DEFINITION of 'Temporary Default'
A bond rating that suggests the issuer might not make all of the required interest payments, but is taking actions to avoid a full default.
Temporary default describes the credit worthiness of a debt issuer that has a high likelihood of defaulting on the debt, but is working to meet the payment obligations in the contract. This situation indicates a potential default of principal, interest or both. Investors in these bonds might only see a delay in payment. However, if the temporary default continues for long enough, the credit rating of the issuer could be negatively affected in a permanent manner.
BREAKING DOWN 'Temporary Default'
A high credit rating means that a company, country or issuer will pay lower interest. If a bond is placed in a temporary default, the borrower is seen as more risky, so a higher interest rate must be given to compensate future investors.

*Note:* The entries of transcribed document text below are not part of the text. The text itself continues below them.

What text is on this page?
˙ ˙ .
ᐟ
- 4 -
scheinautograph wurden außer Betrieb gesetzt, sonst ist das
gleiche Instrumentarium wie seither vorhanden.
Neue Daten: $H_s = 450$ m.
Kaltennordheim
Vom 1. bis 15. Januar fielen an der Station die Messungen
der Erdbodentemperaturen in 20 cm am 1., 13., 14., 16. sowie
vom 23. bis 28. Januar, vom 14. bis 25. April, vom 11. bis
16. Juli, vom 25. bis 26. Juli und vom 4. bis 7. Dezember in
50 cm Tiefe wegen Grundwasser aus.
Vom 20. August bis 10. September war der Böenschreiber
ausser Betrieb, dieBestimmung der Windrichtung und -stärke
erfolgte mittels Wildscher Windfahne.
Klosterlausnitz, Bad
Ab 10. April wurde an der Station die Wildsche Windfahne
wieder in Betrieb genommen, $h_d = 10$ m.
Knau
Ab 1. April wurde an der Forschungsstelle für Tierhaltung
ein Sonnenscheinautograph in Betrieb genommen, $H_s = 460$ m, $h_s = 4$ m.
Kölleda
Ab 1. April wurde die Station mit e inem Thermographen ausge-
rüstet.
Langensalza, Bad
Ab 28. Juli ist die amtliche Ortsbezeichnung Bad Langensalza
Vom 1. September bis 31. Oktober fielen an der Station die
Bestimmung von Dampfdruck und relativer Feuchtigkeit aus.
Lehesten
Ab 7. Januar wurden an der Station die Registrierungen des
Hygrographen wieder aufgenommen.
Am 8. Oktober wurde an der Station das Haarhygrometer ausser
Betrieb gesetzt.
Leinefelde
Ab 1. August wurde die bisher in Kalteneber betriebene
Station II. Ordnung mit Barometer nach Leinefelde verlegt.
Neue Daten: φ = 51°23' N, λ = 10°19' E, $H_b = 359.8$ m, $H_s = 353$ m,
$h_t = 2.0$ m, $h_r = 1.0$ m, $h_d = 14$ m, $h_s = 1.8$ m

During this stage, investors may be given the option to exchange their current bonds with ones that have lower yields and longer payment periods. This deal is attractive to investors because the investors are aware that the current bonds issued are likely to be defaulted on. Moreover, it gives investors a greater opportunity for returns. A bond exchange also allows the issuer to improve its debt rating by having more time to pay debt at a lower rate. The bond rating company takes into account that steps are being made to avoid default. Even though there is still a chance of default, the issuer is no longer in as much jeopardy of a true default. In this case, a temporary default rating is awarded.